For one thing, the worn-down teeth of winter seemed at last to have relaxed their grip on the land. The sun shone brilliantly from a clear heaven and the earth dried up, the main street of Howell’s Leap turning in a day from mud to spiraling dust.

And the Reverend Gabriel was now gone, buried with little ceremony, his tortured corpse laid to rest in the shaded cemetery. A partly good man whose bluff exterior had, perhaps, masked a cankered soul. But now he was dead and he was buried and there is no more positive an ending than that.

And the girls had gone.

Leaving behind a shootist who had woken in bed in the front room of the manse. In what had once been the sleeping chamber of the Reverend Gabriel. He was wearing a cotton night-shirt, embroidered around the leek with small blue flowers.

Crow was a mass of bruises and minor injuries.

There were rope burns around both wrists, and his fingers still hadn’t recovered their customary flexibility from the tightness of the bindings. There was another deep red score around his throat, where Olga Walton had nearly succeeded in choking him to death. The local doctor had examined the broken nose while he was still recovering from the near-strangulation.

“Not the first time, Mr. Crow.” he said. “Nor the last, if ... No reason to try and set the … Probably heal well enough as long as … Slight bump at its center but that’s …”

The shootist never found out why the little medical man had the peculiar habit of rarely completing his sentences.

The most amazing escape had been from the scattergun.

What had happened was only pieced together during the next twenty-four hours by Crow, from Bridget Smith and the acting lawman, Amos Earnley. They’d come into the house together after getting no answer from the front door. Ironically, the house-keeper had been following the priest’s last request to her by going round the settlement trying to collect money for a memorial to the dead girl.

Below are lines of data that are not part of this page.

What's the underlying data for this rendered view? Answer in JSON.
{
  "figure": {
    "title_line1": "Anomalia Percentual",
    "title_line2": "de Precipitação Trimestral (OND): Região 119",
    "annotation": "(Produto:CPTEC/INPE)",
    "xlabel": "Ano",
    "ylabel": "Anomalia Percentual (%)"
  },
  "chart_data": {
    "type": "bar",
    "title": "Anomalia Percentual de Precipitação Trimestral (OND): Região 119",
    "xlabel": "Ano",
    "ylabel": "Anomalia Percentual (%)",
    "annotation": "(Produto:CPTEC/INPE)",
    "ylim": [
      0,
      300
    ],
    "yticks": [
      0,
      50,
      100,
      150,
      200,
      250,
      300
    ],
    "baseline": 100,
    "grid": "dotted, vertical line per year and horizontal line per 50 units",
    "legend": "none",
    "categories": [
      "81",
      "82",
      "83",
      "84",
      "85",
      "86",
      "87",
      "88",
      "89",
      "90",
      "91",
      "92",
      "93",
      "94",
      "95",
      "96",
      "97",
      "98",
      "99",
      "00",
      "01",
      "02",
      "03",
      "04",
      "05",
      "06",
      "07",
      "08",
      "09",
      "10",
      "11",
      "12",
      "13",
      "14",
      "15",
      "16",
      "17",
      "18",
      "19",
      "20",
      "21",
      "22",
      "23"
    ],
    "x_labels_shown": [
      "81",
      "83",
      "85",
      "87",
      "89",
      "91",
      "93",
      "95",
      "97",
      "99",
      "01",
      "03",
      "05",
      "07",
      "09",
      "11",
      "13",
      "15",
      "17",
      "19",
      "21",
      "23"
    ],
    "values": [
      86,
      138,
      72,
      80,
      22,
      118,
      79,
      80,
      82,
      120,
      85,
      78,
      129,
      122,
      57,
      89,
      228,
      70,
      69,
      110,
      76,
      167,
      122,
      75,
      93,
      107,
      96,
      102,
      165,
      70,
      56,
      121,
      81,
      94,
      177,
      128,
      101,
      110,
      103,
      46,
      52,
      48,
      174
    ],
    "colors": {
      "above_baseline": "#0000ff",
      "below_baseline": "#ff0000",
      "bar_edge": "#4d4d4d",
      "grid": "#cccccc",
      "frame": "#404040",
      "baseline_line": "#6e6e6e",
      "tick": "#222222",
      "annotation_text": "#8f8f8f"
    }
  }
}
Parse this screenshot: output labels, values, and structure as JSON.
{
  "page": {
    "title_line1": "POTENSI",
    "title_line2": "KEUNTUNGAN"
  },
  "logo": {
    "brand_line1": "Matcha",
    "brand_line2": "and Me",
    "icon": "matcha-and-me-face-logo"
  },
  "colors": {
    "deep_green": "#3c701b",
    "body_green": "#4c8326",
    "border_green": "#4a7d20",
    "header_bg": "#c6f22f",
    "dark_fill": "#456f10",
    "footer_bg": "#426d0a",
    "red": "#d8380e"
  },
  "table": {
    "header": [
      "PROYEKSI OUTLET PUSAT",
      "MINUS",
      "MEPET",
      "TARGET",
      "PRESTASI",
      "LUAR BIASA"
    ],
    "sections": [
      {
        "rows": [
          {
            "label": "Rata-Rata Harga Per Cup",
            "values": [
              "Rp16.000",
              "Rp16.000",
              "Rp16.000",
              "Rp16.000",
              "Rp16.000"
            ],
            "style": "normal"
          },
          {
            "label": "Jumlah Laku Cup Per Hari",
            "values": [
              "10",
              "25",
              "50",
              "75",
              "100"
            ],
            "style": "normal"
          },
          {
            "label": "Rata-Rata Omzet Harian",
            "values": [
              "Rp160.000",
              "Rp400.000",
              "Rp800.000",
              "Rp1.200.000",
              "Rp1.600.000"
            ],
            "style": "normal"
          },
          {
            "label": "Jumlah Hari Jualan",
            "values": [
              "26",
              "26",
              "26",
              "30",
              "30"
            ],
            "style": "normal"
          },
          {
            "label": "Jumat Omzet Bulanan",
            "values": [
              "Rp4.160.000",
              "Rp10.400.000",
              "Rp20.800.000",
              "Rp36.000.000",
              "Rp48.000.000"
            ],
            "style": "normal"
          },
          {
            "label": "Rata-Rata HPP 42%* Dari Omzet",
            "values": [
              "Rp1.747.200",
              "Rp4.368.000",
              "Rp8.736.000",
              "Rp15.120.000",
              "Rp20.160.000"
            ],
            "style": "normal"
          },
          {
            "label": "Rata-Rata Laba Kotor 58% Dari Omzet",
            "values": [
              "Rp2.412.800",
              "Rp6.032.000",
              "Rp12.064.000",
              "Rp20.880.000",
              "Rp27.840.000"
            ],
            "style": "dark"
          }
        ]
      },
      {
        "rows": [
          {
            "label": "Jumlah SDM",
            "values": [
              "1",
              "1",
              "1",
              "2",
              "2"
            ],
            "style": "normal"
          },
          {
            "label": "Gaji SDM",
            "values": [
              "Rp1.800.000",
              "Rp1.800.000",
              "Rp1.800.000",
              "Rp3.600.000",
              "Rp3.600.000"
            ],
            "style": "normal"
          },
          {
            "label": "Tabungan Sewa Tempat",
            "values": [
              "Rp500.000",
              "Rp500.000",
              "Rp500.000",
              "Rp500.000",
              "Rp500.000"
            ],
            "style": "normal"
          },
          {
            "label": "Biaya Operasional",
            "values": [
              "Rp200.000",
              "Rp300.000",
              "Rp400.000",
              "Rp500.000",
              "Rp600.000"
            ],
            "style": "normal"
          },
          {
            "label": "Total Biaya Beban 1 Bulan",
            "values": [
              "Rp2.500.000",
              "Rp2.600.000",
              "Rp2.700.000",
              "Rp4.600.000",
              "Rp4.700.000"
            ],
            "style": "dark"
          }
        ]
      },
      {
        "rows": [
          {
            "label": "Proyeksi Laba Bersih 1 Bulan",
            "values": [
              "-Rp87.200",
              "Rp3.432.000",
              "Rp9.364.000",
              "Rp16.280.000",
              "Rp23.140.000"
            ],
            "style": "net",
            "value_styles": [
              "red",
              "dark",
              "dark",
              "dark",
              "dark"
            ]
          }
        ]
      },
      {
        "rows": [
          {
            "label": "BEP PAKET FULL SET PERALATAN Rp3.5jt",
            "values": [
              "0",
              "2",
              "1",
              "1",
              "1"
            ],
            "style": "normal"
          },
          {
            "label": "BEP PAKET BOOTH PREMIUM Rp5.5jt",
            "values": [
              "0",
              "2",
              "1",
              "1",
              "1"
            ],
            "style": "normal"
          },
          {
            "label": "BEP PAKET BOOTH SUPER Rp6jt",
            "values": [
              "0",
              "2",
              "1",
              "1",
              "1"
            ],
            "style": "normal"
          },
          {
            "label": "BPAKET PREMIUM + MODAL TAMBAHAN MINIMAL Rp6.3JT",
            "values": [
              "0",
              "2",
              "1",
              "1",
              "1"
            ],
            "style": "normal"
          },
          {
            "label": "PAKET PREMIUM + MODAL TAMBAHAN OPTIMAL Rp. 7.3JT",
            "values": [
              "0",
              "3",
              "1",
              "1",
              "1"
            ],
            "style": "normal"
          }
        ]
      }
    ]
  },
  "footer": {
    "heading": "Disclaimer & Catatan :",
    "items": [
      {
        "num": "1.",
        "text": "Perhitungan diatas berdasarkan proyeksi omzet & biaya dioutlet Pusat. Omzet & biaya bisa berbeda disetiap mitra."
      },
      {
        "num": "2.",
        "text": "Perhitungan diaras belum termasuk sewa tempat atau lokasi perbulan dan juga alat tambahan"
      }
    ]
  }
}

“We was next door, at the Widow Tanner’s. Her who dyes her hair blacker than jet. Thrice wed and thrice widowed. Too much of a good things, says I. Her first was Mr. Powell and he just up and ...” Crow had felt too ill to stop her endless babbling, contenting himself with picking the bones from her jellied chatter.

The other man with them had been killed by the first shot from Marianna Walton. Her second shot had hit the basket carried by the Irish-woman, tearing it from her hands. The shootist pressed her hard, to find out how many shots had been fired in all by the younger o the sisters. Three was the answer. Most definitely three.